Inciso III: praticar o ato que lhe for determinado. Digamos
que a parte tem em seu poder um documento, que produziria provas contra si, em
favor da outra. Se ela for determinada a exibir o documento ou coisa, ela terá
que fazê-lo. Claro que ela não incluiu nos autos, no início do processo. Não se
trata de ato decorrente da própria obrigação de dar ou de fazer. O documento
pode ser desfavorável ao seu interesse, e a parte naturalmente não quererá
apresentar de bom grado. O juiz determinará o uso de força policial? Não seria
preciso tanto; para o Processo Civil, basta a presunção de veracidade.
Art. 341: “Compete ao
terceiro, em relação a qualquer pleito:
I – informar ao juiz os fatos e as
circunstâncias, de que tenha conhecimento;
II – exibir coisa ou documento, que
esteja em seu poder.”
Inciso I: isso tanto pode ser no caso da testemunha,
prestando seu depoimento na qualidade de testemunha, ou um estabelecimento
comercial prestando informação por escrito. Esse dever de terceiro não tem
distinção; as provas pessoais só dizem respeito às pessoas físicas. Mas o terceiro
também pode ser pessoa jurídica.
Inciso II: aqui não temos condições de aplicar a presunção
de veracidade do fato. Isso porque estamos diante de um terceiro que não tem interesse
na lide. Então, aplicar a presunção não teria efeito. O ordenamento jurídico
coloca essa previsão num patamar elevado, pois, se descumprido, fica
configurado o crime de desobediência, e a determinação judicial pode ser
cumprida coercitivamente, inclusive pela polícia.
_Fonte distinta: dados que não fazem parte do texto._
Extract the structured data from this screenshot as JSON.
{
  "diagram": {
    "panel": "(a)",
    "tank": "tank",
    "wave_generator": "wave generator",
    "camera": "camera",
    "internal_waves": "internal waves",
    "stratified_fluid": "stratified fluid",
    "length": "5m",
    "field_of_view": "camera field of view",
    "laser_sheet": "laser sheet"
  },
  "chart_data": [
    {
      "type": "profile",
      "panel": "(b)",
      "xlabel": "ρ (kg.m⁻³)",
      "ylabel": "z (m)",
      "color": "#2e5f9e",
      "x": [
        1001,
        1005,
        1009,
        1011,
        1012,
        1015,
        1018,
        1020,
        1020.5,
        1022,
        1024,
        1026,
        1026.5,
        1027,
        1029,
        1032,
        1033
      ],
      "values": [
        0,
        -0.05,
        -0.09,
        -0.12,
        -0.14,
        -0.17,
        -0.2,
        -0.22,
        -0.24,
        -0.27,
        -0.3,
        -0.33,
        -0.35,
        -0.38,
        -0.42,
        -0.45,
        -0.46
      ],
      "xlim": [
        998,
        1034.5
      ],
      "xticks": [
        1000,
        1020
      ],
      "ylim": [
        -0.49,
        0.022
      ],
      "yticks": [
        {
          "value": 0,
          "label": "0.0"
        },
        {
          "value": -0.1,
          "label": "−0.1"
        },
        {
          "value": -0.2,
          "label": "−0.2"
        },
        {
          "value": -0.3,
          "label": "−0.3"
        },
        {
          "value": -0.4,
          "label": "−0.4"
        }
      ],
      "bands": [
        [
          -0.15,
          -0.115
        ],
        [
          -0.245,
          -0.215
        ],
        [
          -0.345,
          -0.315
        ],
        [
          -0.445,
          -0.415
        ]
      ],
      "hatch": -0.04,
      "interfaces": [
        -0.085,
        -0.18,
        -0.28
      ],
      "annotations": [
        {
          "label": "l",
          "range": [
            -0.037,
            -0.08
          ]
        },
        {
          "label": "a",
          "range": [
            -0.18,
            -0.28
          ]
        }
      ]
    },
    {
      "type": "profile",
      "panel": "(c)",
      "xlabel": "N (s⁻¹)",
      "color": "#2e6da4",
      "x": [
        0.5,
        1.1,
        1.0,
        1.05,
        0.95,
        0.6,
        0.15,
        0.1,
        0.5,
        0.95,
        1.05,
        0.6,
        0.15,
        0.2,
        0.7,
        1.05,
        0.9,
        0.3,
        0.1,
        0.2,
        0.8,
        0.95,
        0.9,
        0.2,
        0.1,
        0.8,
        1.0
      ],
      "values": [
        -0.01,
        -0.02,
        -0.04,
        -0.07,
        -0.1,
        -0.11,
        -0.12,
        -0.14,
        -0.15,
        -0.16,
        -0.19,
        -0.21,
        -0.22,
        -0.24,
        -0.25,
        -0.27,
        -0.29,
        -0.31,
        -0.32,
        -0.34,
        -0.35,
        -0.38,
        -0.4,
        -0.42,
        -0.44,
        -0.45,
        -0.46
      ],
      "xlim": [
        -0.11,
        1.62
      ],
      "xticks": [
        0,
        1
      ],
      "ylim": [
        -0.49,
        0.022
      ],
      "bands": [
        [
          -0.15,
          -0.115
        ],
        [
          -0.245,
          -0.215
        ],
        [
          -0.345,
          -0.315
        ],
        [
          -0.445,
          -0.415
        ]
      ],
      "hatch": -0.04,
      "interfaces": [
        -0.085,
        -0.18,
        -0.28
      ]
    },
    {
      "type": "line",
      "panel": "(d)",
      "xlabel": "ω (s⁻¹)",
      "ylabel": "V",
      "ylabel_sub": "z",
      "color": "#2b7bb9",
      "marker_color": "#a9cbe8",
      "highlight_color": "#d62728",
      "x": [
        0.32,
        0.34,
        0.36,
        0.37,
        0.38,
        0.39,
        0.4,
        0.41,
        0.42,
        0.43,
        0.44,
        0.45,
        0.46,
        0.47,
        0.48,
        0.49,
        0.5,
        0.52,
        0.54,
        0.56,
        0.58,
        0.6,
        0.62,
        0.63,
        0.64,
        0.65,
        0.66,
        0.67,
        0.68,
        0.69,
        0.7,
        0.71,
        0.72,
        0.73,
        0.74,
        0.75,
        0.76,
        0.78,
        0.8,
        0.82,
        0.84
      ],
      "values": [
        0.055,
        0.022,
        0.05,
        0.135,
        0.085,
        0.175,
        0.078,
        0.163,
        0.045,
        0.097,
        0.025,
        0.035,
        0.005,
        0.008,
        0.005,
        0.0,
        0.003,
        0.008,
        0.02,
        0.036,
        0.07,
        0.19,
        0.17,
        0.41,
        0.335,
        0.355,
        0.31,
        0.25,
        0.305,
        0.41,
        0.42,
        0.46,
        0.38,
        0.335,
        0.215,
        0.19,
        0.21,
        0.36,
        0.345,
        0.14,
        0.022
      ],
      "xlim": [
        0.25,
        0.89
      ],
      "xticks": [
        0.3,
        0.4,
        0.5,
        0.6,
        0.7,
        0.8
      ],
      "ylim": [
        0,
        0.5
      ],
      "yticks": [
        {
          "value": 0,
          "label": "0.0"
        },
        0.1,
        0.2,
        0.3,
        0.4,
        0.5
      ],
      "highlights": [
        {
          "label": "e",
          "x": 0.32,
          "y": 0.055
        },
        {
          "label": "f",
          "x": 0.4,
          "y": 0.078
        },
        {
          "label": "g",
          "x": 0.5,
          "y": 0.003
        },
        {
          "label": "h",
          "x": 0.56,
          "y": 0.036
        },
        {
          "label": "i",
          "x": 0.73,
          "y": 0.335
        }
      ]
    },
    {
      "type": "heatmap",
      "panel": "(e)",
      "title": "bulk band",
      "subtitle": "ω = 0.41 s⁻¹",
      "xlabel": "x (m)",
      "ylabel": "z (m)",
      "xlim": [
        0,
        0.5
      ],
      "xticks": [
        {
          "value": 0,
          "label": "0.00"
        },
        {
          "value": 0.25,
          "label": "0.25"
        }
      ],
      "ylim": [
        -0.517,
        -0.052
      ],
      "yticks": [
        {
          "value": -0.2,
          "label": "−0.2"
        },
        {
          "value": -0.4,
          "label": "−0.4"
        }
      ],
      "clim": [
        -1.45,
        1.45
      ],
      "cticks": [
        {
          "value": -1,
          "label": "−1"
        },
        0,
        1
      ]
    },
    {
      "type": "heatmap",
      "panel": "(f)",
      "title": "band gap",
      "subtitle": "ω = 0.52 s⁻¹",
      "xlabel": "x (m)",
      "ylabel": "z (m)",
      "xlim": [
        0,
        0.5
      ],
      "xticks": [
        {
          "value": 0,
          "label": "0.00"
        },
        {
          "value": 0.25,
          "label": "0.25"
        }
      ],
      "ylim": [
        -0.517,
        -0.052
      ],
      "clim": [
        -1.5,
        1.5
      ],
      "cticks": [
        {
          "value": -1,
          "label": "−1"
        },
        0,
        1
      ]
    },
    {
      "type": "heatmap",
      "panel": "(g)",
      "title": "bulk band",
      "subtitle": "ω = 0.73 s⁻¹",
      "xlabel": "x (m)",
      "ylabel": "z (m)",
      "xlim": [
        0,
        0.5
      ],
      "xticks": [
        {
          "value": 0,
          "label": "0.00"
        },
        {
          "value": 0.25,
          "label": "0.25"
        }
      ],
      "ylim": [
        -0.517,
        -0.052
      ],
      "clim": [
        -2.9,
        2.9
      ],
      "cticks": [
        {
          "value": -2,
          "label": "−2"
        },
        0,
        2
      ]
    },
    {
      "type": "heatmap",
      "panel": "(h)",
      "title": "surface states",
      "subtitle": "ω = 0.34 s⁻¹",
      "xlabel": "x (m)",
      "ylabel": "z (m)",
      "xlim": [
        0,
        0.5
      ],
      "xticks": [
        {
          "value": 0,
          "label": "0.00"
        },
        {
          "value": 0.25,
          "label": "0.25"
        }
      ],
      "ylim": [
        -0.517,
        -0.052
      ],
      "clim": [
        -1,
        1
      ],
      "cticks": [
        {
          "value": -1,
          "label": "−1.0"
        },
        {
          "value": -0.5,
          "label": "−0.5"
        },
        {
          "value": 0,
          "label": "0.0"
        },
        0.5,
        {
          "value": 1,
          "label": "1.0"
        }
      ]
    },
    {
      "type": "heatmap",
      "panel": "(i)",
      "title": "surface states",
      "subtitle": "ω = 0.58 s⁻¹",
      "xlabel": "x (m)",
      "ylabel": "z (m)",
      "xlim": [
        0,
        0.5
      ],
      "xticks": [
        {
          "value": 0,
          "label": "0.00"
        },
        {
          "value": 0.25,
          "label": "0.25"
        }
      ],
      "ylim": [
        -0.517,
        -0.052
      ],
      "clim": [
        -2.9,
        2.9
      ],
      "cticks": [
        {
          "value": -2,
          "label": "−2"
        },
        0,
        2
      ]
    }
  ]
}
Quando falamos em parte, falamos também no assistente?
Aquele terceiro cuja intervenção foi admitida nos termos de uma das modalidades
de intervenção de terceiros? Não é o caso aqui. Aqui o terceiro é o estranho à
relação processual; é aquele que não tem interesse na lide. Se tiver interesse,
ele é suspeito como testemunha.
Tudo que diz respeito a provas e que dependa da ação da
parte ou do terceiro encontraremos um fundamento jurídico num desses três
dispositivos que acabamos de discutir.
Prova ilícita
Nos princípios constitucionais relativos ao processo estudamos
o art. 5º, inciso LVI da Constituição Federal. É o princípio da vedação da
admissão de provas ilícitas.
E se a única prova que puder inocentar alguém, no campo
penal, estiver mantida oculta? Esse fato constitui ilícito; mas a
antijuridicidade pode ser afastada em razão de estado de necessidade. O
Processo Civil se contenta com a verdade formal, muito embora a verdade real possa
ser o objetivo.
A prova ilícita é a prova cuja obtenção constitua um
ilícito, não necessariamente penal. Trata-se de ilicitude em geral, a contrariedade
a normas mesmo infralegais. Questões que decorrem dos Códigos e Ética de
variadas profissões, por exemplo.
Uma prova que está resguardada por sigilo terá que ser
obtida por meio do processo, e não pelas próprias mãos do interessado. O juiz
pode nomear um perito e o detentor da propriedade a ser invadida terá que
permitir a entrada. Lembre-se que a finalidade do processo é solucionar
litígios, e não criá-los. Se fôssemos permitir que as partes fossem exercer
esse papel por elas mesmas, sem dúvida nenhuma cada litígio produziria quatro
outros. Existe solução processual para todas as necessidades de provas. A única
restrição para o Processo Civil, e isso decorre da Constituição, é que não pode
ser determinada a interceptação das comunicações telefônicas, pois o
constituinte reservou essa ressalva exclusivamente para a investigação criminal
e a instrução processual penal. Mas a gravação pode ser aproveitada no Processo
Civil como uma...
Prova emprestada
Como funciona isso? Há cerca de três anos, o Supremo
Tribunal Federal tinha decisões monocráticas de vários Ministros, mas não do
Pleno, sobre venda de sentenças pela Justiça do Rio de Janeiro. Não se pode
determinar no Processo Civil ou num processo administrativo disciplinar a
quebra do sigilo telefônico. Mas a prova obtida por inquérito policial poderá
ser cedida para o processo civil. o que não pode é o juiz cível decretar. A
finalidade era preservar a privacidade. Uma vez quebrada, o conteúdo não foi a
público, mas foi a inviolabilidade foi quebrada para o processo.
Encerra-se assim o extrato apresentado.